In an interview earlier this week, John McCain would not answer whether he would be willing to meet with Spanish Prime Minister José Luis Rodríguez Zapatero. While some speculated that McCain either did not know who Zapatero was or thought he was some “Latin American bad guy,” McCain’s top foreign policy adviser Randy Scheunemann said McCain was not confused — he was simply articulating his policy of refusing to commit to a White House meeting with Zapatero.
The logic behind this particular policy is baffling, considering that Spain has long been a U.S. NATO ally and currently has troops in Afghanistan. So why would McCain shun Zapatero? If President Bush’s actions towards the Spanish Prime Minster give some indication, the answer is Iraq.
Zapatero withdrew Spain’s troops from Iraq soon after his Socialist Party swept to power in March, 2004 in a wave of Spanish anti-war sentiment, a move that reportedly angered Bush:
Zapatero’s first action was to make good on a long-standing campaign promise to remove Spanish troops from Iraq, to the overwhelming approval of Spaniards but the great irritation of Bush.

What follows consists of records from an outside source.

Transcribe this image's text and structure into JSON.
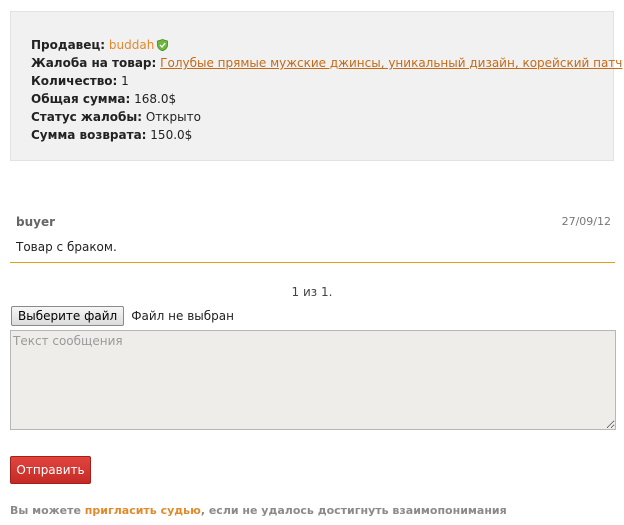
{
  "complaint": {
    "seller_label": "Продавец:",
    "seller_name": "buddah",
    "seller_badge_icon": "shield-check-icon",
    "product_label": "Жалоба на товар:",
    "product_name": "Голубые прямые мужские джинсы, уникальный дизайн, корейский патч",
    "quantity_label": "Количество:",
    "quantity_value": "1",
    "total_label": "Общая сумма:",
    "total_value": "168.0$",
    "status_label": "Статус жалобы:",
    "status_value": "Открыто",
    "refund_label": "Сумма возврата:",
    "refund_value": "150.0$"
  },
  "messages": [
    {
      "author": "buyer",
      "date": "27/09/12",
      "text": "Товар с браком."
    }
  ],
  "pagination": {
    "text": "1 из 1."
  },
  "reply_form": {
    "file_button_label": "Выберите файл",
    "file_status": "Файл не выбран",
    "message_placeholder": "Текст сообщения",
    "submit_label": "Отправить"
  },
  "footer": {
    "prefix": "Вы можете ",
    "link_text": "пригласить судью",
    "suffix": ", если не удалось достигнуть взаимопонимания"
  },
  "colors": {
    "accent_link": "#e08a2c",
    "submit_button": "#d2352f",
    "message_divider": "#e0a020"
  }
}
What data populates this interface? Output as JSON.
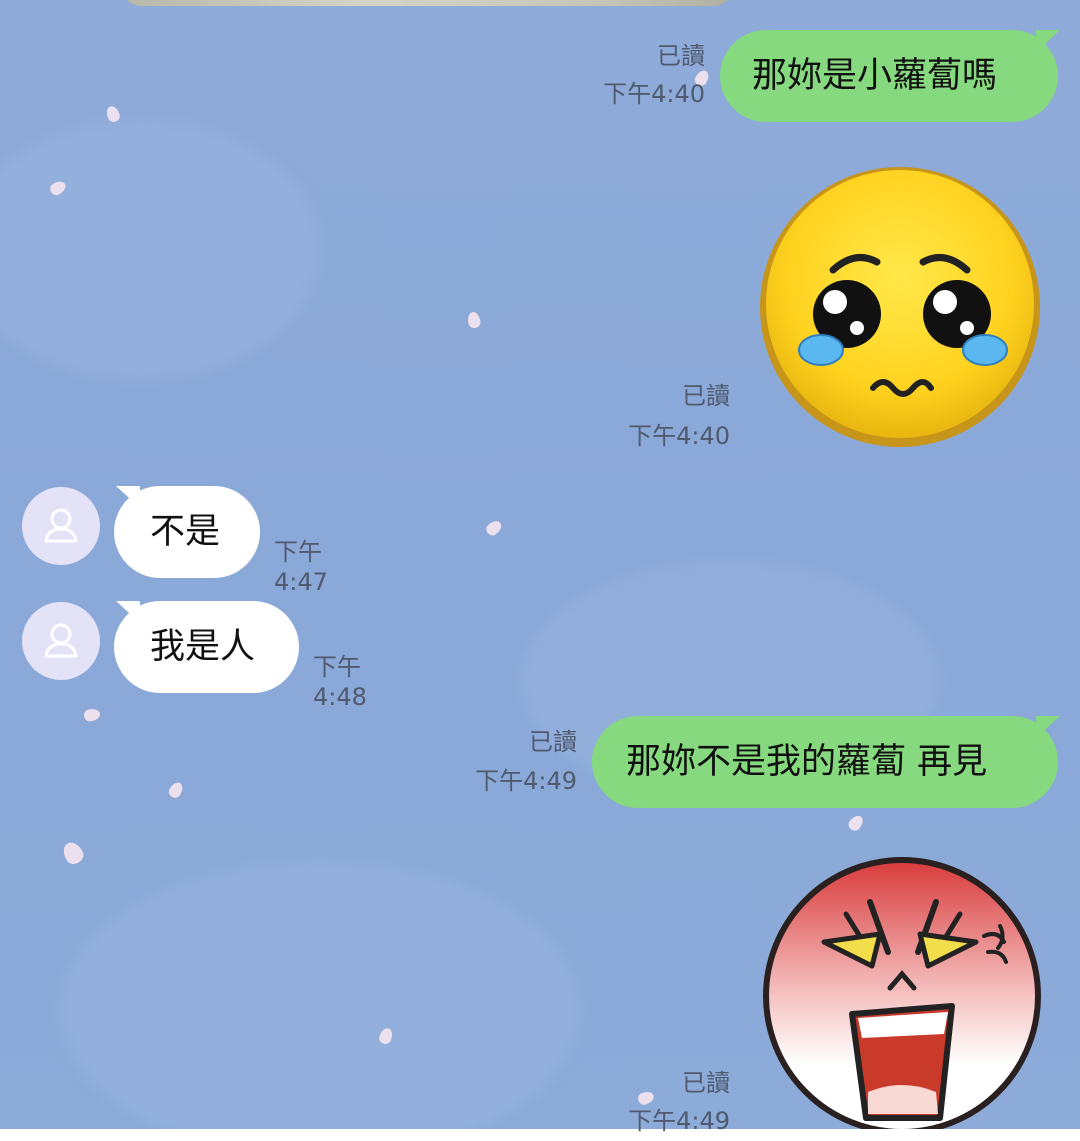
{
  "messages": [
    {
      "id": "m1",
      "direction": "outgoing",
      "type": "text",
      "text": "那妳是小蘿蔔嗎",
      "read": "已讀",
      "time": "下午4:40"
    },
    {
      "id": "m2",
      "direction": "outgoing",
      "type": "sticker",
      "sticker": "pleading-crying-face-icon",
      "read": "已讀",
      "time": "下午4:40"
    },
    {
      "id": "m3",
      "direction": "incoming",
      "type": "text",
      "text": "不是",
      "time": "下午4:47",
      "avatar": "default-user-avatar-icon"
    },
    {
      "id": "m4",
      "direction": "incoming",
      "type": "text",
      "text": "我是人",
      "time": "下午4:48",
      "avatar": "default-user-avatar-icon"
    },
    {
      "id": "m5",
      "direction": "outgoing",
      "type": "text",
      "text": "那妳不是我的蘿蔔 再見",
      "read": "已讀",
      "time": "下午4:49"
    },
    {
      "id": "m6",
      "direction": "outgoing",
      "type": "sticker",
      "sticker": "angry-shouting-face-icon",
      "read": "已讀",
      "time": "下午4:49"
    }
  ],
  "colors": {
    "background": "#8aa8d8",
    "outgoing_bubble": "#86d97e",
    "incoming_bubble": "#ffffff",
    "meta_text": "#4f5a6e",
    "avatar_bg": "#e3e2f7"
  }
}
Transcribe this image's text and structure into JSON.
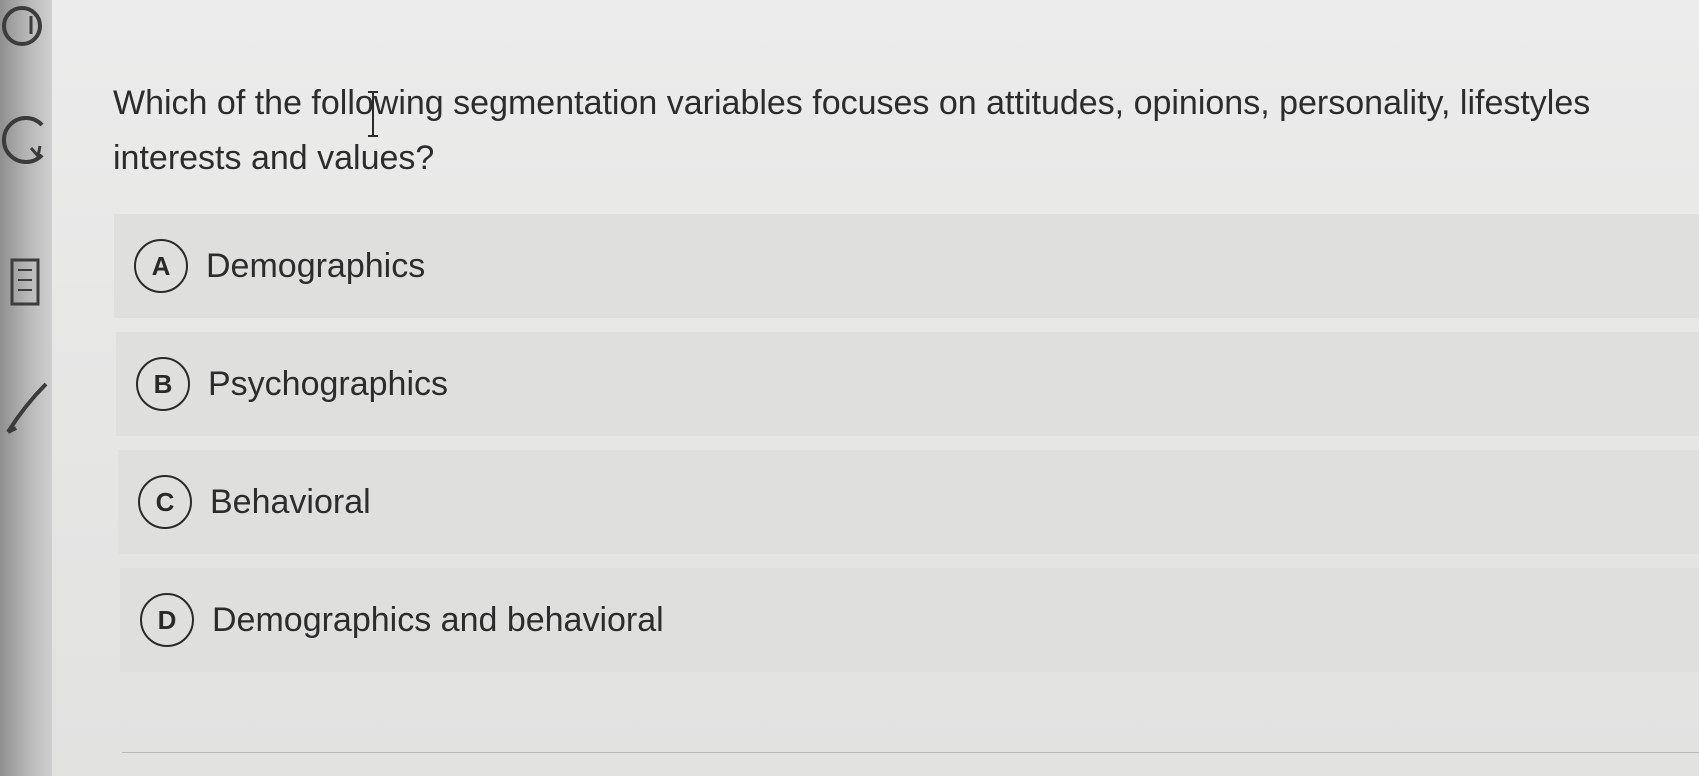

Eighteen months later, there has still been no one-on-one meeting between the two leaders, and rhetoric has been harsh. It got so bad at one point that Bush refused to take Zapatero’s phone call of congratulations last year after the president won reelection.
QUESTION: Is that the reason why there seems to be like a veto against our Prime Minister, Mr. Zapatero, who is an ally and has been Prime Minister for two years but hasn’t come to Washington yet?
MR. HADLEY: He has not come to Washington, that’s true. Whether that is a result of bad public opinion polls in Spain about the United States, I don’t know. I don’t have an answer for that. But there’s — at this point, I don’t think there’s any plans for a visit.
Just last March, when Press Secretary Dana Perino was asked if Bush would congratulate Zapataro on his re-election, she would not fully commit: “I expect he’ll be sending a message to him, sure.”
McCain’s incoherent answer to whether he would meet with Zapatero may indicate that he is interested in making Bush’s grudge against Spain permanent U.S. policy. As Max Bergmann notes, it is “beyond reckless” that McCain would refuse to meet with a democratic U.S. ally that has had soldiers killed in Afghanistan, was brutally attacked by Al-Qaeda and wields considerable influence in Europe and Latin America.
Perhaps Spain won’t be expecting an invitation to McCain’s League of Democracies?